Les torches placées à intervalles réguliers sur les murs s’allumèrent alors l’une après l’autre et je pus voir les six personnes. Il y avait une femme âgée assise au bout de la table, éloignée de moi de quelques pas seulement. Les autres étaient plus loin. Deux hommes, sur ma droite, me regardaient d’un air pas très amical. L’une des femmes m’adressa un léger sourire d’encouragement. Je m'avançai alors plus près, Ian toujours accroché à moi.

Lys s'inclina légèrement. Je ne savais pas quoi faire et je fis de même sous le regard amusé de la vieille femme.

— Alors comme ça, c'est toi que la Confrérie veut retrouver à tout prix, commença-t-elle.

J'acquiesçai. Elle jeta un regard lourd de sens à son voisin.

— Sache que, malgré ce que pensent certains, tu es la bienvenue ici. Pour autant que tu respectes nos règles et ne fais pas de vagues.

— Je comprends.

— C'est bien. Lys va vous montrer où dormir ce soir. Reviens ici ensuite, dit-elle à mon guide.

Quand nous eûmes fait le tour de la galerie, Lys poussa une autre porte et je me retrouvai dans une petite chambre pas vraiment accueillante, meublée seulement du strict nécessaire.

Un lit étroit était collé contre le mur. Quant au reste du mobilier, il se composait d’une petite table près d’une fenêtre pas beaucoup plus grande, d’une armoire et d’une unique chaise. La pièce restait sombre malgré la bougie qu’elle avait posée sur la table.

Elle me tendit en silence une pile de draps et une couverture. Je me mis à faire mon lit, tout aussi silencieuse. Je n’avais jamais vu de gens aussi étranges, et me sentais totalement perdue dans ce monde nouveau.

Je remarquai soudain que j'étais seule. Une légère inquiétude me gagna. Je jetai un coup d’œil dans le couloir désert. Où avait-elle emmené Ian ? Je décidai finalement de ne pas me faire autant de soucis pour l'enfant. Il ne courrait aucun danger ici, et je ne pouvais de toute façon rien changer à la situation.

Quand je me glissai enfin dans le lit, je ne pus réprimer un frisson. Le sommeil semblait me fuir. Je ne cessais de me demander comment allaient mes amis, ce qu’ils faisaient, s’ils étaient inquiets pour moi et ainsi de suite. Je finis par m’endormir avec le doux chant des grillons et le bruissement des feuilles à l’extérieur comme berceuse. Et je rêvai.

Je rêvai d’un endroit étrange. La pleine lune brillait dans le ciel, un nuage venait parfois la masquer et plonger le paysage dans une obscurité spectrale. Tout était sombre, en nuances de noir et d’argenté. Il n’y avait aucun arbre, ni même un seul brin d’herbe. La terre semblait déserte, pas un seul souffle de vie.

C’est alors que je le vis.
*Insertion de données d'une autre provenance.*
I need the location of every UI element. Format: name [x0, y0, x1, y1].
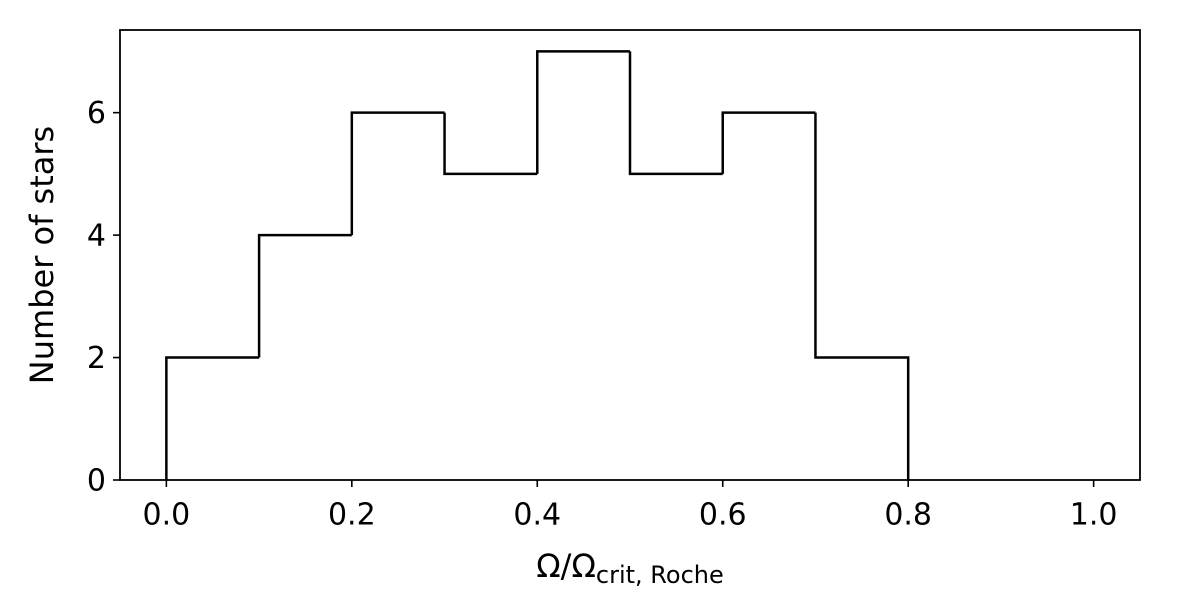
- y-tick-label: 0: [87, 464, 106, 499]
- y-tick-label: 2: [87, 341, 106, 376]
- x-axis-label-subscript: crit, Roche: [596, 561, 724, 589]
- plot-frame: [119, 29, 1141, 481]
- x-axis-label: Ω/Ωcrit, Roche: [536, 547, 724, 589]
- x-tick-label: 1.0: [1070, 498, 1118, 533]
- bar: [814, 112, 910, 480]
- bar: [257, 233, 352, 358]
- bar: [165, 356, 260, 480]
- bar: [443, 112, 538, 176]
- bar: [350, 111, 445, 236]
- x-tick-label: 0.2: [328, 498, 376, 533]
- x-axis-label-main: Ω/Ω: [536, 547, 596, 585]
- x-tick-label: 0.6: [699, 498, 747, 533]
- x-tick-label: 0.8: [884, 498, 932, 533]
- x-tick-label: 0.0: [143, 498, 191, 533]
- bar: [536, 50, 630, 174]
- y-tick-label: 4: [87, 219, 106, 254]
- y-tick-label: 6: [87, 96, 106, 131]
- x-tick-label: 0.4: [513, 498, 561, 533]
- y-axis-label: Number of stars: [23, 126, 61, 384]
- bar: [628, 51, 723, 176]
- bar: [721, 111, 816, 174]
Majestueux sous la lumière de la lune, l’animal s’avançait lentement vers moi. Un loup. Je reculai, reculai jusqu’à sentir une de ces nombreuses pierres tranchantes dans mon dos. Je regardai autour de moi.

Tout avait changé. Je me trouvais maintenant dans un lieu rempli d’étagères. Je reconnus la pièce principale de la librairie. Mais les livres avaient été remplacés par des tas de cendres. Tout avait brûlé ! Le loup était toujours là, à deux pas de moi. Étrangement, je n’avais plus peur.
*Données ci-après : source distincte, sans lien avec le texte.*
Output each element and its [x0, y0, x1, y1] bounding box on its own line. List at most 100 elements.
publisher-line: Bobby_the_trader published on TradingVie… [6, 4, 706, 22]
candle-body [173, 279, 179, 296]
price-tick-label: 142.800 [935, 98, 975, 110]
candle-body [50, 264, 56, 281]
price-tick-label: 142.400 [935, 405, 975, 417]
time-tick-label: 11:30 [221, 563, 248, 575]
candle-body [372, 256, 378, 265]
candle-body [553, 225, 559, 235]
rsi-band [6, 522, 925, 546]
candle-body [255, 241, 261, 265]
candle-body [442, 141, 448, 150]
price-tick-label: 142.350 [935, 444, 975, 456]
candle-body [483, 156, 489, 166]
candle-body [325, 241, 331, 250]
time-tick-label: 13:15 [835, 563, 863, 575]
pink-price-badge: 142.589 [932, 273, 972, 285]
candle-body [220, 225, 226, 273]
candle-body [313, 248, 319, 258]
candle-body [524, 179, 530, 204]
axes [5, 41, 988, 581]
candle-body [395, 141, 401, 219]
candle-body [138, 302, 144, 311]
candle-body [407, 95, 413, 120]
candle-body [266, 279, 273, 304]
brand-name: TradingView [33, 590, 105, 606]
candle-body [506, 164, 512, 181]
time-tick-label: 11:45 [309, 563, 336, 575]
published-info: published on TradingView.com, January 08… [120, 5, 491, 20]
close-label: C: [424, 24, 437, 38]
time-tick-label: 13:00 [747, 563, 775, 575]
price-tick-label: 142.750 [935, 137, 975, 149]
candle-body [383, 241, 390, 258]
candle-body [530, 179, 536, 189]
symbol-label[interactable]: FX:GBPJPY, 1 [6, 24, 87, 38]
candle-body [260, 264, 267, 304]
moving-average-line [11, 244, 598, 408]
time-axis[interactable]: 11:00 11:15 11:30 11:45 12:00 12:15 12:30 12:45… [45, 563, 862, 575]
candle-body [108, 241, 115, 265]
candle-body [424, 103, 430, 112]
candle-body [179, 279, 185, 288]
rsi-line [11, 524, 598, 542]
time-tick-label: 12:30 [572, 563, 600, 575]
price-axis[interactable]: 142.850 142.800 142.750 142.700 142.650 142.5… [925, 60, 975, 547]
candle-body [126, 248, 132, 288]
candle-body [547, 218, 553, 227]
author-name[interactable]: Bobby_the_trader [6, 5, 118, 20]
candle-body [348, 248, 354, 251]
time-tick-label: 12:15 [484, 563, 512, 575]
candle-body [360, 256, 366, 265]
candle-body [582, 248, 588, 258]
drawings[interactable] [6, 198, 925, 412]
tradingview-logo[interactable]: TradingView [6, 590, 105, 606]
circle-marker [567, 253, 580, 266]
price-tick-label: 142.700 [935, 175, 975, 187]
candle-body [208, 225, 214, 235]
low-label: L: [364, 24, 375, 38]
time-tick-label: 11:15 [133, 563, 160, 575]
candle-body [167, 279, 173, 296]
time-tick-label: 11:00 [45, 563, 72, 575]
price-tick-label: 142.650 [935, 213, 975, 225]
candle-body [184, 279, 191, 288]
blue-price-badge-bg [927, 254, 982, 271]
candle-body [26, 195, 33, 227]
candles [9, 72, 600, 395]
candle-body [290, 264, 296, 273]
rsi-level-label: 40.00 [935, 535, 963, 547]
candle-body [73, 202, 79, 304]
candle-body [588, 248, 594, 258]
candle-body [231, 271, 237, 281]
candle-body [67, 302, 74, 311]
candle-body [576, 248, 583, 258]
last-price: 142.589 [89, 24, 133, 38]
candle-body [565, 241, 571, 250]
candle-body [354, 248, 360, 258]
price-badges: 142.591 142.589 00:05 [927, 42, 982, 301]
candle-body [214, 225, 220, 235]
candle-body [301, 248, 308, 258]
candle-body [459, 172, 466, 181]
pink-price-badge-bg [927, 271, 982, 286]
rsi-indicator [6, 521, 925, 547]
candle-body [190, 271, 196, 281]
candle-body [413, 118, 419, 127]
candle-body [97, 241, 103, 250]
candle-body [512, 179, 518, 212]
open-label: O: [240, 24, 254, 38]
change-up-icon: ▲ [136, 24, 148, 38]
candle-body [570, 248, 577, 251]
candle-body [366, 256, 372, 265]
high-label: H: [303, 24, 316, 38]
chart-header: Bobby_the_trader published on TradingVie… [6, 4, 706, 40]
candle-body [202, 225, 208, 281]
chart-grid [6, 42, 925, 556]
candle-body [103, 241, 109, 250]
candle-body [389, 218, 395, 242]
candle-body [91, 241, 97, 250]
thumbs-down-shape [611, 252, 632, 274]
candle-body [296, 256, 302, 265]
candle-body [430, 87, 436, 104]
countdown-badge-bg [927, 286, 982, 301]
J'avançai longtemps, suivant l’animal à travers l’immense labyrinthe que formaient les armoires. Nous arrivâmes finalement dans un espace sombre et désert.
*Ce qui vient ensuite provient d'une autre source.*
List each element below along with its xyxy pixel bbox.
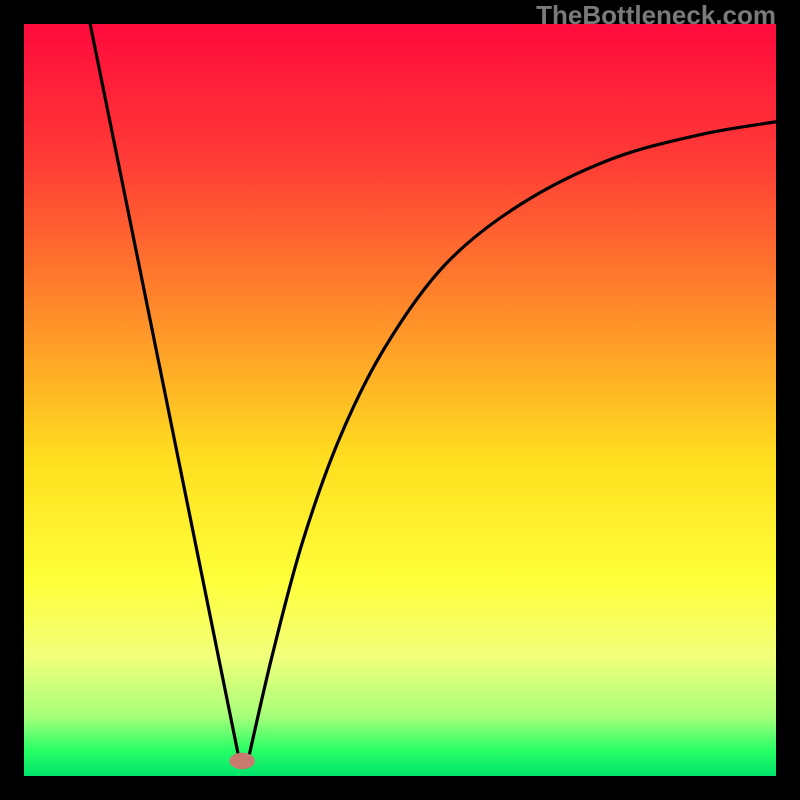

La lune apparut alors lentement dans le ciel et l’espace autour de moi s’illumina de mille reflets argentés qui semblaient trancher la douce pénombre qui régnait tout autour. C’était magnifique. Je regardai autour de moi, émerveillée, le loup avait disparu. Non, il était toujours là, caché dans l'une des rangées.

Je baissai les yeux sur ma main. Je tenais le poignard de Jake et des lignes bleues remontaient le long de mon bras. Une goutte de sang s'écrasa au sol avec fracas.